By Susan Milligan
MSNBC has done a terrific story on the problem of concussions for school-age female soccer players. Girls, the experts the network interviewed, are particularly vulnerable to concussions, second only to football players in terms of risk.
But what's disappointing is the questions the reporters raised to the players and their parents: Why take the risk? Why continue to play the game?
We're not talking about skydiving here, or drag racing. This is a sport. It is a contact sport. Girls and women are more than capable of playing competitive, contact sports. The rules of the game, as well as the equipment used, should be designed to protect the players (male or female) against concussions and other damaging injuries. But why even suggest that the girls just give up soccer?
Yes, it's true that the whole soccer culture has gotten a little out of control, with parents getting as involved in the play as their child athletes. Team sports for kids are supposed to be for the kids, not the parents. Many of us have been at student games and wanted to toss out parents who are screaming or backseat coaching from the stands. But the answer to that problem, as well as the concussion problem, is not to discourage girls from soccer or other competitive sports.

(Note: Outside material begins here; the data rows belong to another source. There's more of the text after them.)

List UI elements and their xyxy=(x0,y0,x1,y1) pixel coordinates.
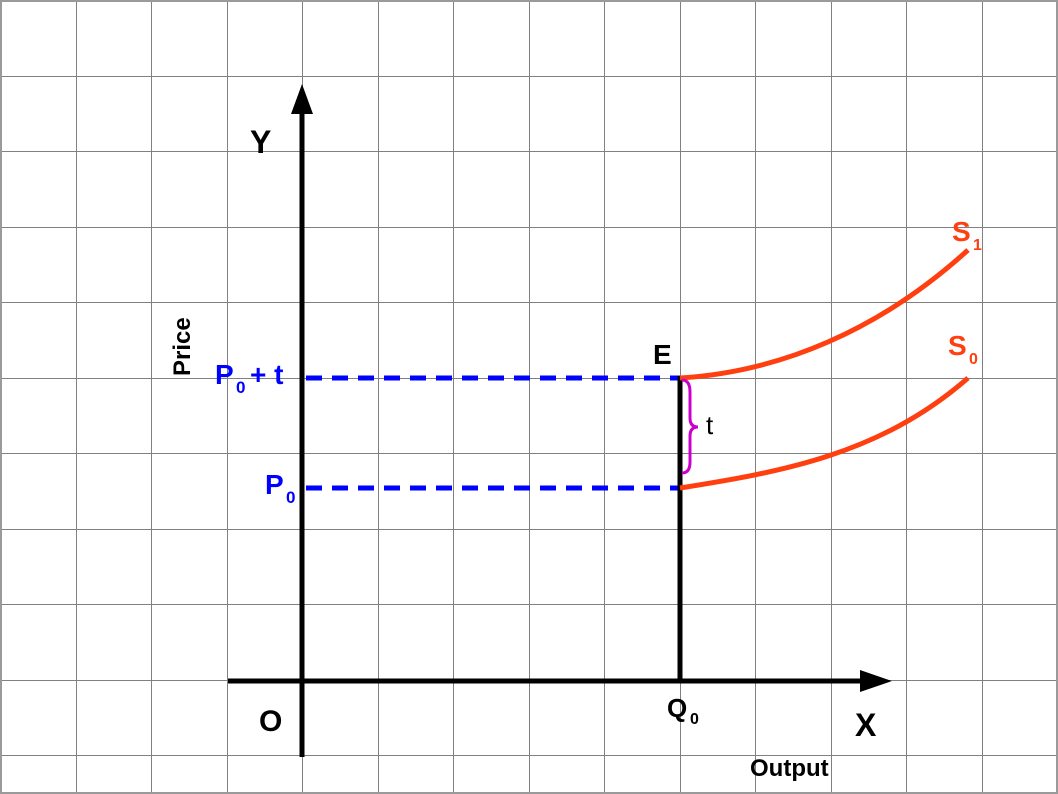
x-axis-title: Output xyxy=(750,755,829,782)
tax-label: t xyxy=(706,410,714,440)
s0-curve xyxy=(679,376,970,491)
y-axis-title: Price xyxy=(169,317,196,376)
svg-text:0: 0 xyxy=(690,711,699,728)
svg-text:S: S xyxy=(948,330,967,361)
svg-text:P: P xyxy=(215,359,234,390)
p0-plus-t-label: P 0 + t xyxy=(215,359,283,397)
y-axis-arrow-icon xyxy=(291,84,313,114)
svg-text:0: 0 xyxy=(236,378,245,397)
x-axis-label: X xyxy=(855,707,877,743)
svg-text:0: 0 xyxy=(286,488,295,507)
svg-text:+ t: + t xyxy=(250,359,283,390)
s1-curve xyxy=(679,248,970,381)
p0-label: P 0 xyxy=(265,469,295,507)
x-axis-arrow-icon xyxy=(860,670,892,692)
y-axis-label: Y xyxy=(250,124,271,160)
tax-brace xyxy=(681,378,699,475)
equilibrium-label: E xyxy=(653,339,672,370)
svg-text:S: S xyxy=(952,216,971,247)
svg-text:Q: Q xyxy=(667,693,687,723)
svg-text:P: P xyxy=(265,469,284,500)
q0-label: Q 0 xyxy=(667,693,699,728)
s0-label: S 0 xyxy=(948,330,978,368)
s1-label: S 1 xyxy=(952,216,982,254)
svg-text:0: 0 xyxy=(969,351,978,368)
origin-label: O xyxy=(259,705,282,738)
svg-text:1: 1 xyxy=(973,237,982,254)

Title IX, which forced schools to achieve parity in sports offered for males and females, has had a tremendous impact for the positive on the girls and women. Females who participate in competitive sports are more confident. They see their bodies as instruments of athletics and not just as something to dress up. They learn (we hope, unless they have bad parents) to win gracefully and to lose gracefully. They learn that competition is not just for boys and men, and that makes the females more ready to compete in the work world later on.
We should be long past the era when we accepted injuries-even the occasional devastating one-among male football and hockey players, but couldn't imagine it among female athletes. It's the same mindset that had people for so long unable to accept the idea of women in combat. Women now do fight and die in wars, and those deaths are tragic, too. But that doesn't stop the nation from going to war.
So why discourage girls or anyone else from soccer-especially when childhood obesity is such a troubling trend? Make the game safer; make the rules safer, and make the equipment better. Girls might need to be protected from the threat of concussions. But "protecting" them by steering them away from soccer or any other sport makes them weaker in the long term.